长八筒还在大发议论,外面的骂声越来越近,差不多快到门口了:“我养你十几年,一把尿一把屎养你大了。你爷娘的话一句也不听,倒听那酸秀才满嘴巴嚼蛆,站在桥头给我丢人现眼……”女孩急了,一把抓住长八筒的手,抖抖索索,死也不放,“他们家怕我以后还去唱歌,来了好多人,还带了绳子。我要是一出去,他们马上会把我捆起来,我再也逃不脱了。”

“那就先躲一躲,躲一躲!”长八筒也紧张起来,马上指挥女孩上了他的小床,又放下破蚊帐。
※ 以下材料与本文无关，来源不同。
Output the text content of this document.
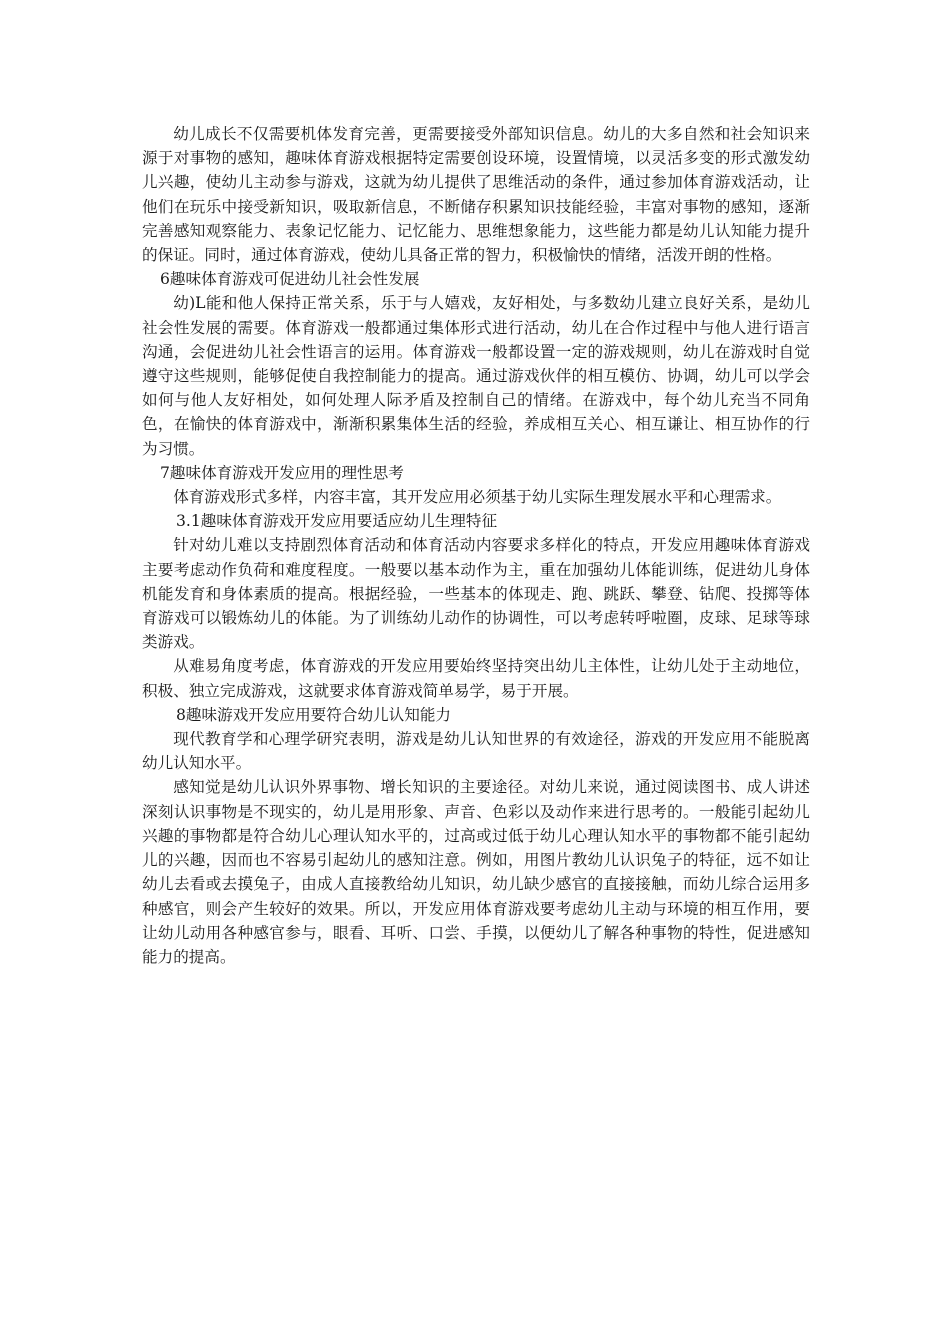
幼儿成长不仅需要机体发育完善，更需要接受外部知识信息。幼儿的大多自然和社会知识来源于对事物的感知，趣味体育游戏根据特定需要创设环境，设置情境，以灵活多变的形式激发幼儿兴趣，使幼儿主动参与游戏，这就为幼儿提供了思维活动的条件，通过参加体育游戏活动，让他们在玩乐中接受新知识，吸取新信息，不断储存积累知识技能经验，丰富对事物的感知，逐渐完善感知观察能力、表象记忆能力、记忆能力、思维想象能力，这些能力都是幼儿认知能力提升的保证。同时，通过体育游戏，使幼儿具备正常的智力，积极愉快的情绪，活泼开朗的性格。

6趣味体育游戏可促进幼儿社会性发展

幼)L能和他人保持正常关系，乐于与人嬉戏，友好相处，与多数幼儿建立良好关系，是幼儿社会性发展的需要。体育游戏一般都通过集体形式进行活动，幼儿在合作过程中与他人进行语言沟通，会促进幼儿社会性语言的运用。体育游戏一般都设置一定的游戏规则，幼儿在游戏时自觉遵守这些规则，能够促使自我控制能力的提高。通过游戏伙伴的相互模仿、协调，幼儿可以学会如何与他人友好相处，如何处理人际矛盾及控制自己的情绪。在游戏中，每个幼儿充当不同角色，在愉快的体育游戏中，渐渐积累集体生活的经验，养成相互关心、相互谦让、相互协作的行为习惯。

7趣味体育游戏开发应用的理性思考

体育游戏形式多样，内容丰富，其开发应用必须基于幼儿实际生理发展水平和心理需求。

3.1趣味体育游戏开发应用要适应幼儿生理特征

针对幼儿难以支持剧烈体育活动和体育活动内容要求多样化的特点，开发应用趣味体育游戏主要考虑动作负荷和难度程度。一般要以基本动作为主，重在加强幼儿体能训练，促进幼儿身体机能发育和身体素质的提高。根据经验，一些基本的体现走、跑、跳跃、攀登、钻爬、投掷等体育游戏可以锻炼幼儿的体能。为了训练幼儿动作的协调性，可以考虑转呼啦圈，皮球、足球等球类游戏。

从难易角度考虑，体育游戏的开发应用要始终坚持突出幼儿主体性，让幼儿处于主动地位，积极、独立完成游戏，这就要求体育游戏简单易学，易于开展。

8趣味游戏开发应用要符合幼儿认知能力

现代教育学和心理学研究表明，游戏是幼儿认知世界的有效途径，游戏的开发应用不能脱离幼儿认知水平。

感知觉是幼儿认识外界事物、增长知识的主要途径。对幼儿来说，通过阅读图书、成人讲述深刻认识事物是不现实的，幼儿是用形象、声音、色彩以及动作来进行思考的。一般能引起幼儿兴趣的事物都是符合幼儿心理认知水平的，过高或过低于幼儿心理认知水平的事物都不能引起幼儿的兴趣，因而也不容易引起幼儿的感知注意。例如，用图片教幼儿认识兔子的特征，远不如让幼儿去看或去摸兔子，由成人直接教给幼儿知识，幼儿缺少感官的直接接触，而幼儿综合运用多种感官，则会产生较好的效果。所以，开发应用体育游戏要考虑幼儿主动与环境的相互作用，要让幼儿动用各种感官参与，眼看、耳听、口尝、手摸，以便幼儿了解各种事物的特性，促进感知能力的提高。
外面彩云她娘已经杀到了门前:“小货色,你给我出来!酸秀才,把我女儿交出来!”

长八筒赶紧走到门口,企图用身体挡住她,岂料那泼妇一头撞将过来:“长八筒,你撒泡尿照照自己是什么年纪,也想勾搭我女儿?”

长八筒被撞得一个趔趄,差点没有背过气去。这时,一个粗壮的男人,手里抱根门刹,站在彩云娘的背后,冷眼瞅着长八筒的狼狈相,不阴不阳地说:“张老师,你不要忘了你儿子在台湾,如今在肃反……我们家的事,你最好不要来管。”
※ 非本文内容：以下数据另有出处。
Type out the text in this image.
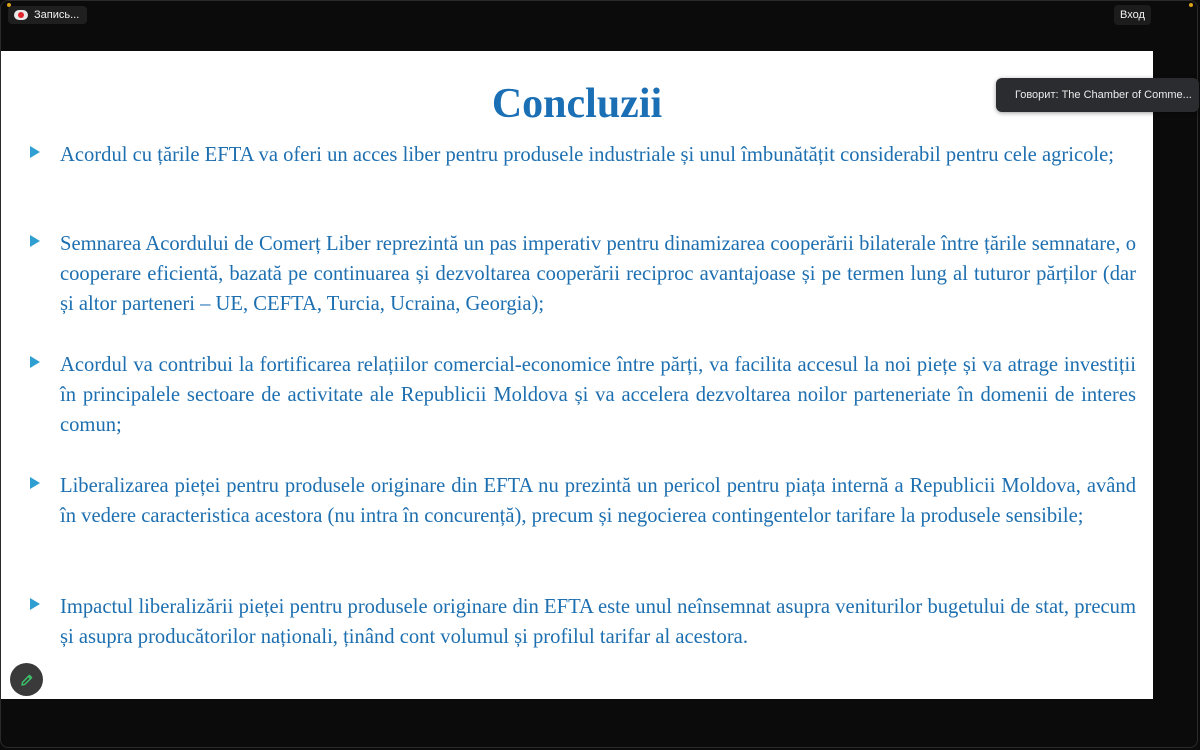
Запись...	Вход
Concluzii
Acordul cu țările EFTA va oferi un acces liber pentru produsele industriale și unul îmbunătățit considerabil pentru cele agricole;
Semnarea Acordului de Comerț Liber reprezintă un pas imperativ pentru dinamizarea cooperării bilaterale între țările semnatare, o cooperare eficientă, bazată pe continuarea și dezvoltarea cooperării reciproc avantajoase și pe termen lung al tuturor părților (dar și altor parteneri – UE, CEFTA, Turcia, Ucraina, Georgia);
Acordul va contribui la fortificarea relațiilor comercial-economice între părți, va facilita accesul la noi piețe și va atrage investiții în principalele sectoare de activitate ale Republicii Moldova și va accelera dezvoltarea noilor parteneriate în domenii de interes comun;
Liberalizarea pieței pentru produsele originare din EFTA nu prezintă un pericol pentru piața internă a Republicii Moldova, având în vedere caracteristica acestora (nu intra în concurență), precum și negocierea contingentelor tarifare la produsele sensibile;
Impactul liberalizării pieței pentru produsele originare din EFTA este unul neînsemnat asupra veniturilor bugetului de stat, precum și asupra producătorilor naționali, ținând cont volumul și profilul tarifar al acestora.
Говорит: The Chamber of Comme...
长八筒张口结舌,欲语又休,忽然一抬头,瞥见那粗壮男人的后面还有一个人。

“村长!”他如获救星,连忙一瘸一拐地迎上前去,动作灵活了许多。

村长皱了皱眉:“你不是老师吗?教好书就得了,管那么多闲事做啥?”

长八筒顿时呆若木鸡,脸似死灰。

吴彩云被带走了。

长八筒的家。

老伴已经进入梦乡,长八筒在床上翻来覆去,唉声叹气。

夜很黑,没有一丝星月的亮光从窗棂的缝隙里漏下来。在沉重的黑暗中,活跃着在白日里被人们忽视的各种声音:风吹蒿草的窸窣声,老鼠“数钱”的吱吱声,蛇吞青蛙的嘎嘎声……

忽然,长八筒披衣坐起,侧耳倾听着什么。

在许多活动着的清晰的天籁中,有一个游丝般若有若无的、难以形容的声音从浓黑的夜的深处传来,像溪流受阻时的一声呜咽,像夜鸟被捕时的一下扑翼……又仿佛什么也不是,只是……一个少女孤立无援的哭声。

长八筒把脚伸到床下,在地上蹭来蹭去,像是在找鞋。

他趿上鞋,慢慢摸到门口,伸手去拉门闩时,不知为什么犹豫了一下,扭头朝床上望了一眼,老太婆正在酣睡,鼾声很响地传来。

他似不甘心,又扶着门框听,这时,整个屋子里都被老伴那响亮的鼾声压倒了。他叹口气,重又回到床上。

新的鼾声开始响起来,带着浓重的嗡嗡的鼻音,和原先的鼾声对应着,此起彼落。